Okay, onto tonight's musings:
But I had nothing to be extra thankful for that I'd want to highlight on this day for giving thanks. My job sucks, I'm still single, and I can't get up off my lazy arse to do anything productive.
So why should this day be different from any other day?
On a whim, I decided to hit up Netflix for a couple of documentaries. The first, "Bowling for Columbine", I'd already seen when it came out, but was interested in seeing it again. As with the first time I saw it, I was shocked and appalled. But then, that's Michael Moore's modus operandi. He's out to shock the world. I believe he has an agenda of some kind, though. He seems to be a sensationalist.
Even so, it made me thankful that I live in a country that doesn't need to lock its doors, or carry firearms. I'm thankful that as a young woman, I can walk alone at night and not be afraid for my life. I'm not saying that Canada is perfect by any means, but I think it's one of the greatest countries on Earth and I'm grateful that I was born and raised here.
The second documentary I watched, "The Last Days" was on a completely other level. It is an Academy Award winning account of the stories of 5 Hungarian Holocaust survivors. I have read a few first-hand accounts of the nature of the camps, but NOTHING could have prepared me for the photographs and footage from the camps, and the stories that were told by the survivors.
I watched in horror as the survivors described their lives as the Nazi occupation spread across Europe and their subsequent treatment in their hometowns and on the way to the camps. One woman recounted the moment she saw a small child's head being bashed against the side of a truck, then tossed in the back, and said "That's when I stopped talking to God" I burst into tears and wasn't able to stop.
I sobbed like a baby throughout the accounts of each person's experiences in the camps. The documentary alternated between the videos of the interviews, and actual footage of the gas chambers, crematoriums, piles of emaciated bodies, shorn heads, overcrowded barracks, firing squads, and massive firepit graves. I cried so hard I couldn't breathe, and didn't stop crying until after the last of the post-Liberation footage/photos were shown, and the happy endings of the survivors started.
I cried for the Jews in Auschwitz, Dachau and Majdanek, but I also cried for all the other atrocities that modern man, who should know better, has committed in the last 100 years. For a moment, I felt personally responsible for the suffering of the world that has been caused by man's cruelty towards man.
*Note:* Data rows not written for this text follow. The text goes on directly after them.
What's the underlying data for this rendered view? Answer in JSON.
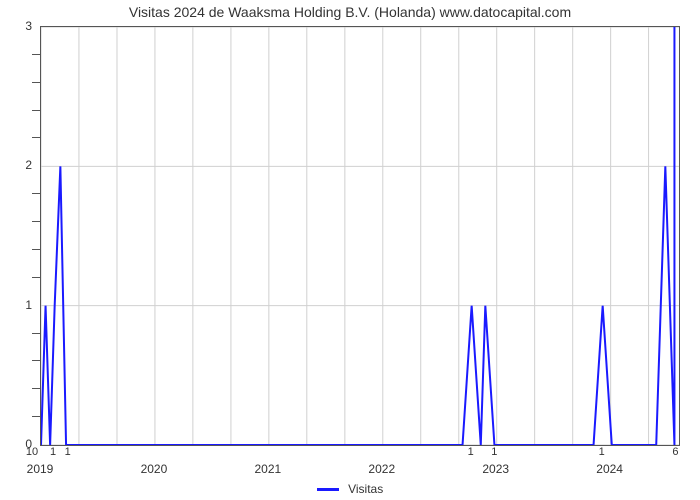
{
  "chart": {
    "type": "line",
    "title": "Visitas 2024 de Waaksma Holding B.V. (Holanda) www.datocapital.com",
    "title_fontsize": 14,
    "title_color": "#333333",
    "background_color": "#ffffff",
    "plot_border_color": "#555555",
    "grid_color": "#d0d0d0",
    "series_color": "#1a1aff",
    "series_width": 2,
    "x_axis": {
      "min": 2019,
      "max": 2024.6,
      "ticks": [
        2019,
        2020,
        2021,
        2022,
        2023,
        2024
      ],
      "tick_labels": [
        "2019",
        "2020",
        "2021",
        "2022",
        "2023",
        "2024"
      ],
      "grid_positions": [
        2019,
        2019.333,
        2019.667,
        2020,
        2020.333,
        2020.667,
        2021,
        2021.333,
        2021.667,
        2022,
        2022.333,
        2022.667,
        2023,
        2023.333,
        2023.667,
        2024,
        2024.333
      ],
      "tick_fontsize": 12
    },
    "y_axis": {
      "min": 0,
      "max": 3,
      "ticks": [
        0,
        1,
        2,
        3
      ],
      "tick_labels": [
        "0",
        "1",
        "2",
        "3"
      ],
      "minor_ticks": [
        0.2,
        0.4,
        0.6,
        0.8,
        1.2,
        1.4,
        1.6,
        1.8,
        2.2,
        2.4,
        2.6,
        2.8
      ],
      "grid_positions": [
        0,
        1,
        2,
        3
      ],
      "tick_fontsize": 12
    },
    "series": {
      "name": "Visitas",
      "points": [
        [
          2019.0,
          0
        ],
        [
          2019.04,
          1
        ],
        [
          2019.08,
          0
        ],
        [
          2019.12,
          1
        ],
        [
          2019.17,
          2
        ],
        [
          2019.22,
          0
        ],
        [
          2022.7,
          0
        ],
        [
          2022.78,
          1
        ],
        [
          2022.86,
          0
        ],
        [
          2022.9,
          1
        ],
        [
          2022.98,
          0
        ],
        [
          2023.85,
          0
        ],
        [
          2023.93,
          1
        ],
        [
          2024.01,
          0
        ],
        [
          2024.4,
          0
        ],
        [
          2024.48,
          2
        ],
        [
          2024.56,
          0
        ],
        [
          2024.56,
          6
        ]
      ]
    },
    "data_labels": [
      {
        "x": 2019.0,
        "y": 0,
        "text": "10",
        "dx": -8
      },
      {
        "x": 2019.08,
        "y": 0,
        "text": "1",
        "dx": 4
      },
      {
        "x": 2019.12,
        "y": 0,
        "text": "1",
        "dx": 14
      },
      {
        "x": 2022.78,
        "y": 0,
        "text": "1",
        "dx": 0
      },
      {
        "x": 2022.9,
        "y": 0,
        "text": "1",
        "dx": 10
      },
      {
        "x": 2023.93,
        "y": 0,
        "text": "1",
        "dx": 0
      },
      {
        "x": 2024.56,
        "y": 0,
        "text": "6",
        "dx": 2
      }
    ],
    "legend": {
      "label": "Visitas",
      "fontsize": 12
    }
  }
}
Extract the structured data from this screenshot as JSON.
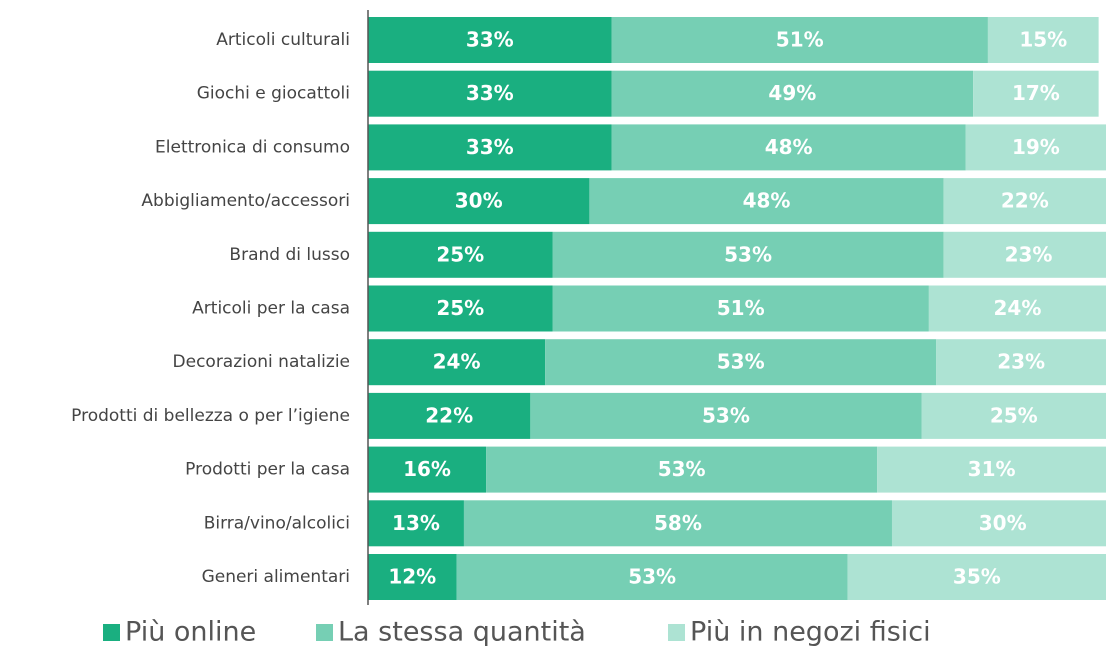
{
  "chart_data": {
    "type": "stacked-bar-horizontal",
    "categories": [
      "Articoli culturali",
      "Giochi e giocattoli",
      "Elettronica di consumo",
      "Abbigliamento/accessori",
      "Brand di lusso",
      "Articoli per la casa",
      "Decorazioni natalizie",
      "Prodotti di bellezza o per l’igiene",
      "Prodotti per la casa",
      "Birra/vino/alcolici",
      "Generi alimentari"
    ],
    "series": [
      {
        "name": "Più online",
        "color": "#1aaf80",
        "values": [
          33,
          33,
          33,
          30,
          25,
          25,
          24,
          22,
          16,
          13,
          12
        ],
        "value_labels": [
          "33%",
          "33%",
          "33%",
          "30%",
          "25%",
          "25%",
          "24%",
          "22%",
          "16%",
          "13%",
          "12%"
        ]
      },
      {
        "name": "La stessa quantità",
        "color": "#76cfb4",
        "values": [
          51,
          49,
          48,
          48,
          53,
          51,
          53,
          53,
          53,
          58,
          53
        ],
        "value_labels": [
          "51%",
          "49%",
          "48%",
          "48%",
          "53%",
          "51%",
          "53%",
          "53%",
          "53%",
          "58%",
          "53%"
        ]
      },
      {
        "name": "Più in negozi fisici",
        "color": "#ade3d3",
        "values": [
          15,
          17,
          19,
          22,
          23,
          24,
          23,
          25,
          31,
          30,
          35
        ],
        "value_labels": [
          "15%",
          "17%",
          "19%",
          "22%",
          "23%",
          "24%",
          "23%",
          "25%",
          "31%",
          "30%",
          "35%"
        ]
      }
    ],
    "xlim": [
      0,
      100
    ]
  }
}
All through this, though, I felt an overwhelming thankfulness that not only do I live in a free, democratic and tolerant nation, but that my mind is open and enlightened enough to know right from wrong. I know that regardless what a man's race, religion, nationality, sexuality or lifestyle may be, that he has the right to live and prosper as much as I do.
I know that not all humankind has reached this point yet, but I'm thankful that I, and so many others, have and are working to spread the word. I don't think that cruelty and intolerance can ever be completely eradicated, but we can certainly try to make it scarce and unprofitable.
And so, on this almost-not-so-Thanks-giving, I am thankful for my amazing home nation and my sound, compassionate mind.